Bei leichter schmelzbaren Glassätzen wird hierbei die Kokesfüllung einfach
niedergebrannt, ohne Nachschüttung; bei schwerer schmelzbaren Gläsern müssen Kokes
nachgefüllt werden. Die Häfen stehen etwa 2 Stunden lang in voller Glut, nach Verlauf
welcher Zeit das Glas zu einer gleichartigen Masse verschmolzen ist, ohne
Gallenbildung. Das Läutern geht schneller vor sich als bei anderen Gläsern, weil ein
groſser Theil der Kieselsäure an Thonerde gebunden ist.
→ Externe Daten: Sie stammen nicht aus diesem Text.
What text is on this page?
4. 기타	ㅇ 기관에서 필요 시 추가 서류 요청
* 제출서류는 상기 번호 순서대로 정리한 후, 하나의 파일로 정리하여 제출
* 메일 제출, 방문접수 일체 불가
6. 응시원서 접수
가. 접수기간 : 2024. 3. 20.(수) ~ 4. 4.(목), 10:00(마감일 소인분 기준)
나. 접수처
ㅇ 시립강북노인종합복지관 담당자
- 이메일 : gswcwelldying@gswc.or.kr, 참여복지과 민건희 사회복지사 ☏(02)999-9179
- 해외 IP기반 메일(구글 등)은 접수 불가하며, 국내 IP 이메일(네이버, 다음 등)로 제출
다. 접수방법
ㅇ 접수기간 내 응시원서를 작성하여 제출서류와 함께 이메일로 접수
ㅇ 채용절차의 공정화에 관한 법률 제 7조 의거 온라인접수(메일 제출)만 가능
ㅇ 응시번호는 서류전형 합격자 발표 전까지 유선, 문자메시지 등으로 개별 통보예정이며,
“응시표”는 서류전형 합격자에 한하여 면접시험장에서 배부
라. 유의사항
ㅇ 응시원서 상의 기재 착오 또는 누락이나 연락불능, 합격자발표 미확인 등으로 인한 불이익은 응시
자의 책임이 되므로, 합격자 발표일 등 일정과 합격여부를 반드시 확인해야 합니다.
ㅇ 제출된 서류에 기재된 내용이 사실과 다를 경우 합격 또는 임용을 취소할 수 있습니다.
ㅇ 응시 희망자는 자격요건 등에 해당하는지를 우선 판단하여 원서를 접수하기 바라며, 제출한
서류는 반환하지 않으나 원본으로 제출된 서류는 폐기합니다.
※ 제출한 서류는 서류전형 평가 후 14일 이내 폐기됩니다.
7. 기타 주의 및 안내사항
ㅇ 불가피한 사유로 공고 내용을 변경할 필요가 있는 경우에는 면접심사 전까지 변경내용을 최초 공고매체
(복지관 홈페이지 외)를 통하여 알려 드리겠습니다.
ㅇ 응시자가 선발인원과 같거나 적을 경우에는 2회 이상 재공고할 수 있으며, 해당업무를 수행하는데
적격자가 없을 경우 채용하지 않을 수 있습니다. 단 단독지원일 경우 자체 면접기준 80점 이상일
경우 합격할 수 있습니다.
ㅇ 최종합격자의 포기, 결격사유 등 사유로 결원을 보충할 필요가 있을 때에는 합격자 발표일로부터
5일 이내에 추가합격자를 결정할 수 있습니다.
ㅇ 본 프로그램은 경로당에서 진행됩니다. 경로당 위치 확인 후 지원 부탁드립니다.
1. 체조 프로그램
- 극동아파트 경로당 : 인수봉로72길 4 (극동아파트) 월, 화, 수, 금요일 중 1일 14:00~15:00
Aus dem Verhalten des so dargestellten Glases gegen Säuren schlieſst Korschelt, daſs die Kalk-Thonerdegläser gegen alle
Einflüsse mehr oder weniger ebenso widerstandsfähig sind als die bekannten
Kalk-Natrongläser, so lange das Verhältniſs der SiO2 zu RO (Al2O3 3fach gerechnet) das Verhältniſs von 1 : 1,05
nicht übersteigt. Diese Widerstandsfähigkeit des Kalk-Thonerdeglases bleibt
ungeändert, wenn der Kalk ganz oder theilweise durch Magnesia ersetzt wird; sie ist
aber geringer, wenn Baryt oder Natron den Kalk ganz oder theilweise vertritt.
Ein stark lichtbrechendes Glas wird erhalten, wenn in obigem Glassatze 5 bis 7 Proc.
Natron an Stelle von ebenso viel Kalk zugesetzt werden. Ein so bereitetes Glas
besitzt ein Brechungsvermögen gleich demjenigen einer Mischung von 80 Proc.
Schwefelkohlenstoff und 20 Proc. absolutem Alkohole, was also einem
Brechungsexponenten von etwa 1,56 entspricht. Da auch dieses Glas mit dem von Alkali
freien Kalk-Thonerdeglase die Eigenschaft theilt, leicht zu läutern, also blasenfrei
zu sein, so eignet es sich besonders zur Anfertigung von
Linsen. (Vgl. G. Wagener 1882 246 30. 84).
Zur Herstellung von Glas in Schachtöfen wird nach E. Heusser in Dürkheim (* D. R. P. Nr. 23950 vom 23.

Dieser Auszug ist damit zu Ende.